CSUN Receives $2.2 Million to Reach Out to Underserved Communities
Cal State Northridge has received $2.2 million in grants from the U.S. Department of Education in an effort to increase the number of students from underserved communities who attend college.
The two, five-year Educational Talent Search grants will support the university's outreach to middle and high school students and their parents.
"The focus of each grant is on students in selected middle and high schools who may have the academic potential to succeed in college, but often do not recognize or understand their options beyond high school," said Javier Hernandez, director of student outreach and recruitment at Cal State Northridge. "Our goal is to help these kids realize there are wonderful opportunities waiting for them. All they need is a college education."
A total of 1,200 students from 15 San Fernando Valley schools, nine middle and six high schools, are expected to participate. In addition to academic counseling, the students will receive information about college entrance requirements, scholarships and various financial aid packages. They also will visit a number of universities. Parents will have opportunities to attend workshops on such topics as parenting skills or what is involved in going to college.
The program is aimed at economically disadvantaged students from families with incomes under $24,000 and where neither parent graduated from college.
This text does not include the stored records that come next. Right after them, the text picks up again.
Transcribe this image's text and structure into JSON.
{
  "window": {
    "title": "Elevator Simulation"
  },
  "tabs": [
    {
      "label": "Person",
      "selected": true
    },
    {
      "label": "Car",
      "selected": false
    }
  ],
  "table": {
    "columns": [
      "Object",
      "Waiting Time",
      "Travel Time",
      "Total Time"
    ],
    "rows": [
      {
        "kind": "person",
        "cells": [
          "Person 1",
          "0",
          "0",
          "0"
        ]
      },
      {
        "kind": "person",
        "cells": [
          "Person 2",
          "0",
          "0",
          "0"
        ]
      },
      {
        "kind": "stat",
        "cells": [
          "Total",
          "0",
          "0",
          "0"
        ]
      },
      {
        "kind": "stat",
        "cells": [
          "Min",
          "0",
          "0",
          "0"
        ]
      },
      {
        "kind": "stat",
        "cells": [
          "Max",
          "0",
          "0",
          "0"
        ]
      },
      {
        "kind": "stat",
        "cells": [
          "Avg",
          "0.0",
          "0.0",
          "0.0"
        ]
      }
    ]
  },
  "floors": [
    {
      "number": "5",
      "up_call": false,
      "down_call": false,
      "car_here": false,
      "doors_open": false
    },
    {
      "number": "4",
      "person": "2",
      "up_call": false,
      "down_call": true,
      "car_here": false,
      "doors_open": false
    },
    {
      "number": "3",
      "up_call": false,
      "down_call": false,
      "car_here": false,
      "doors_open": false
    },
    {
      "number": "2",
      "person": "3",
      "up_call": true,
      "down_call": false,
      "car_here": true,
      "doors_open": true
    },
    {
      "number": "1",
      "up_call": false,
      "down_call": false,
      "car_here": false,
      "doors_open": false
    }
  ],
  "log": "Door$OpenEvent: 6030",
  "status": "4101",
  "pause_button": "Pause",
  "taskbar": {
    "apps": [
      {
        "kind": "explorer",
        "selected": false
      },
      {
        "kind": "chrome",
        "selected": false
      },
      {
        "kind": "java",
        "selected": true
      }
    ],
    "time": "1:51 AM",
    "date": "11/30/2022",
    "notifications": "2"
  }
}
Among the middle schools participating are East Valley, Maclay, Madison, Olive Vista, Pacoima, San Fernando Sun Valley, Van Nuys and Fulton College Preparatory. The participating high schools are Francis Polytechnic, Grant, Monroe, San Fernando, Sylmar and Van Nuys.
The Educational Talent Search grants originated in programs established by the federal government in 1965 to ensure equal educational opportunity for everyone, regardless of race, ethnic background or economic circumstances. In many communities, these programs are among the only ones of their kind that help students overcome economic, social, academic and cultural barriers to higher education. In fact, the two Northridge grants are the only ones funded in the San Fernando Valley.